Measuring a campaign is only one aspect of the overall measurement process however. Campaign metrics must be integrated into an overall marketing plan and these types of campaign metrics are not a fit for all of the aspects that a marketing exec should be measuring.
For example, what about the impact of customer communications on loyalty, retention and cross-selling. This must be measured based on more than response to individual message blocks on a customer’s bill. What about measurement of call volumes? Qualification of call volumes (questions, complaints, compliments, or new service activation.) Timely and accurate payment of bills? Conversion to electronic channels?
The data collected must be appropriate to the communication it relates to. Before you start collecting data, you need to determine what you’ll do with it; what data you already have and what you can learn from it; and what your current customer knowledge tells you about retention and acquisition. Too many companies attempt measurement processes in ways that leave them with masses of data and very little useful information.
Where ever possible, avoid silos in your data collection and analysis process. There should not be completely separate tools for email campaigns, direct mail campaigns, social media, statement message initiatives etc. There may be some specialized toolsets, but the information needs to come together on all touch points to be truly useful. If you are embarking on this type of project – talk to your colleagues around the company. Don’t reinvent the wheel (until you find out they have no wheels – which also happens.)
Customer data-driven marketing is a major game-changer.
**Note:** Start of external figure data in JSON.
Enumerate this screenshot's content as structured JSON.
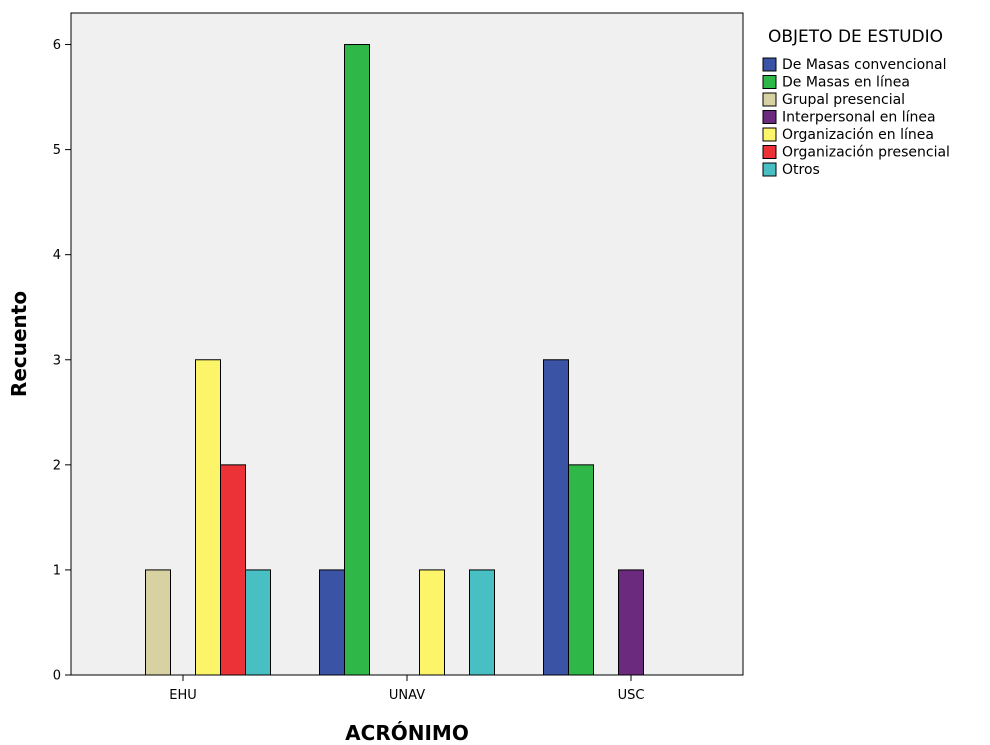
{
  "chart_data": {
    "type": "bar",
    "title": "",
    "xlabel": "ACRÓNIMO",
    "ylabel": "Recuento",
    "ylim": [
      0,
      6.3
    ],
    "yticks": [
      0,
      1,
      2,
      3,
      4,
      5,
      6
    ],
    "grid": false,
    "legend_title": "OBJETO DE ESTUDIO",
    "legend_position": "right",
    "categories": [
      "EHU",
      "UNAV",
      "USC"
    ],
    "series": [
      {
        "name": "De Masas convencional",
        "color": "#3a53a4",
        "values": [
          0,
          1,
          3
        ]
      },
      {
        "name": "De Masas en línea",
        "color": "#2fb848",
        "values": [
          0,
          6,
          2
        ]
      },
      {
        "name": "Grupal presencial",
        "color": "#d8d1a1",
        "values": [
          1,
          0,
          0
        ]
      },
      {
        "name": "Interpersonal en línea",
        "color": "#6b2a7d",
        "values": [
          0,
          0,
          1
        ]
      },
      {
        "name": "Organización en línea",
        "color": "#fcf56a",
        "values": [
          3,
          1,
          0
        ]
      },
      {
        "name": "Organización presencial",
        "color": "#ec3237",
        "values": [
          2,
          0,
          0
        ]
      },
      {
        "name": "Otros",
        "color": "#47bfc3",
        "values": [
          1,
          1,
          0
        ]
      }
    ]
  }
}
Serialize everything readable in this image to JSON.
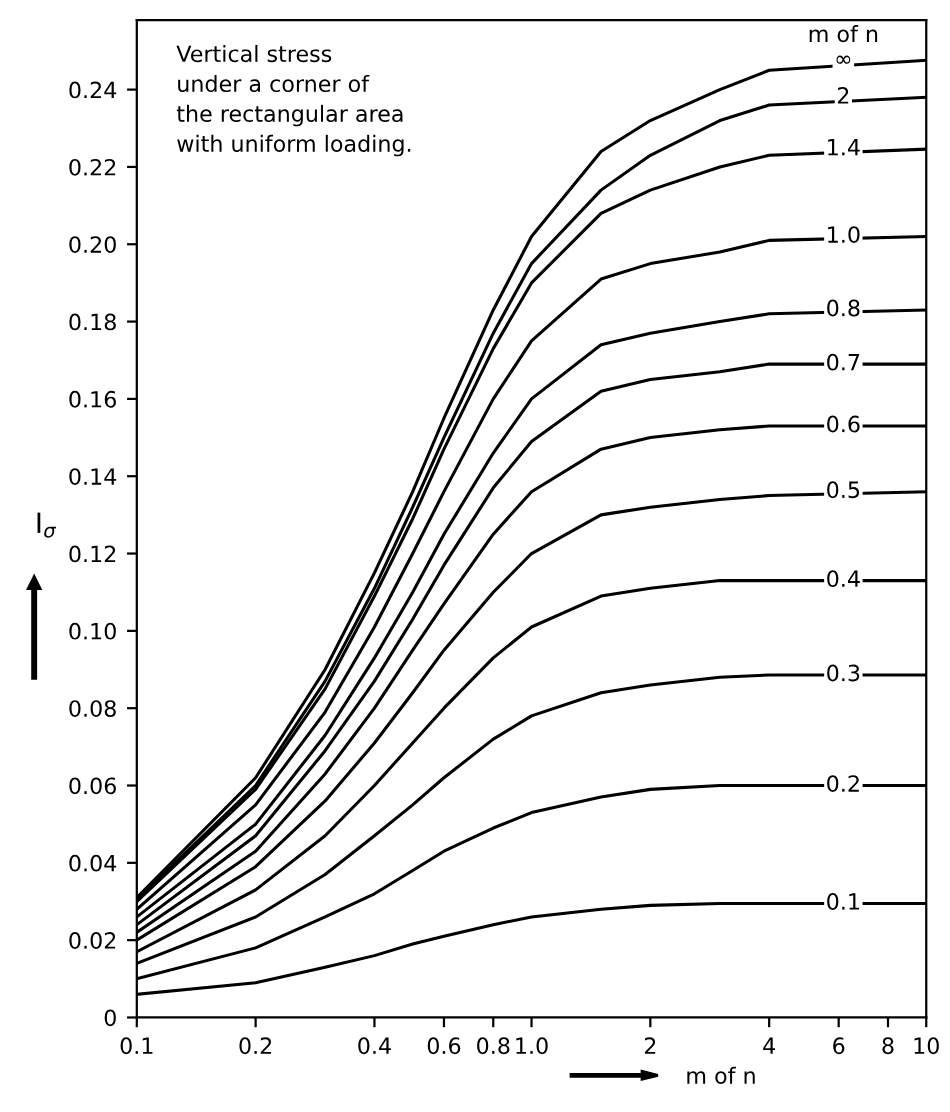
{
  "chart_data": {
    "type": "line",
    "xlabel": "m of n",
    "ylabel": "I$_{σ}$",
    "log": "x",
    "x": [
      0.1,
      0.2,
      0.3,
      0.4,
      0.5,
      0.6,
      0.8,
      1.0,
      1.5,
      2,
      3,
      4,
      10
    ],
    "series": [
      {
        "name": "0.1",
        "color": "#000000",
        "values": [
          0.006,
          0.009,
          0.013,
          0.016,
          0.019,
          0.021,
          0.024,
          0.026,
          0.028,
          0.029,
          0.0295,
          0.0295,
          0.0295
        ]
      },
      {
        "name": "0.2",
        "color": "#000000",
        "values": [
          0.01,
          0.018,
          0.026,
          0.032,
          0.038,
          0.043,
          0.049,
          0.053,
          0.057,
          0.059,
          0.06,
          0.06,
          0.06
        ]
      },
      {
        "name": "0.3",
        "color": "#000000",
        "values": [
          0.014,
          0.026,
          0.037,
          0.047,
          0.055,
          0.062,
          0.072,
          0.078,
          0.084,
          0.086,
          0.088,
          0.0886,
          0.0886
        ]
      },
      {
        "name": "0.4",
        "color": "#000000",
        "values": [
          0.017,
          0.033,
          0.047,
          0.06,
          0.071,
          0.08,
          0.093,
          0.101,
          0.109,
          0.111,
          0.113,
          0.113,
          0.113
        ]
      },
      {
        "name": "0.5",
        "color": "#000000",
        "values": [
          0.02,
          0.039,
          0.056,
          0.071,
          0.084,
          0.095,
          0.11,
          0.12,
          0.13,
          0.132,
          0.134,
          0.135,
          0.136
        ]
      },
      {
        "name": "0.6",
        "color": "#000000",
        "values": [
          0.022,
          0.043,
          0.063,
          0.08,
          0.095,
          0.107,
          0.125,
          0.136,
          0.147,
          0.15,
          0.152,
          0.153,
          0.153
        ]
      },
      {
        "name": "0.7",
        "color": "#000000",
        "values": [
          0.024,
          0.047,
          0.069,
          0.087,
          0.103,
          0.117,
          0.137,
          0.149,
          0.162,
          0.165,
          0.167,
          0.169,
          0.169
        ]
      },
      {
        "name": "0.8",
        "color": "#000000",
        "values": [
          0.026,
          0.05,
          0.073,
          0.093,
          0.11,
          0.125,
          0.146,
          0.16,
          0.174,
          0.177,
          0.18,
          0.182,
          0.183
        ]
      },
      {
        "name": "1.0",
        "color": "#000000",
        "values": [
          0.028,
          0.055,
          0.079,
          0.101,
          0.12,
          0.136,
          0.16,
          0.175,
          0.191,
          0.195,
          0.198,
          0.201,
          0.202
        ]
      },
      {
        "name": "1.4",
        "color": "#000000",
        "values": [
          0.03,
          0.059,
          0.085,
          0.109,
          0.129,
          0.147,
          0.173,
          0.19,
          0.208,
          0.214,
          0.22,
          0.223,
          0.2246
        ]
      },
      {
        "name": "2",
        "color": "#000000",
        "values": [
          0.0305,
          0.06,
          0.087,
          0.111,
          0.132,
          0.15,
          0.177,
          0.195,
          0.214,
          0.223,
          0.232,
          0.236,
          0.238
        ]
      },
      {
        "name": "∞",
        "color": "#000000",
        "values": [
          0.031,
          0.062,
          0.09,
          0.115,
          0.136,
          0.155,
          0.183,
          0.202,
          0.224,
          0.232,
          0.24,
          0.245,
          0.2476
        ]
      }
    ],
    "xlim": [
      0.1,
      10
    ],
    "ylim": [
      0,
      0.258
    ],
    "xticks": [
      0.1,
      0.2,
      0.4,
      0.6,
      0.8,
      {
        "value": 1,
        "label": "1.0"
      },
      2,
      4,
      6,
      8,
      10
    ],
    "yticks": [
      0,
      0.02,
      0.04,
      0.06,
      0.08,
      {
        "value": 0.1,
        "label": "0.10"
      },
      0.12,
      0.14,
      0.16,
      0.18,
      {
        "value": 0.2,
        "label": "0.20"
      },
      0.22,
      0.24
    ],
    "annotations": [
      "Vertical stress\nunder a corner of\nthe rectangular area\nwith uniform loading.",
      "m of n"
    ],
    "grid": false,
    "legend": false,
    "line_style": "solid",
    "marker": "none"
  }
}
The internet, social media, and mobile networks are opening up a huge opportunity for collection of data regarding customer interactions with your marketing funnel.
If you create a solid strategy now, including measurable metrics of success, you’ll enjoy far better financial performance, brand awareness, and customer equity than competitors who don’t know which half of their marketing isn’t working, or that the half is actually more like ninety percent.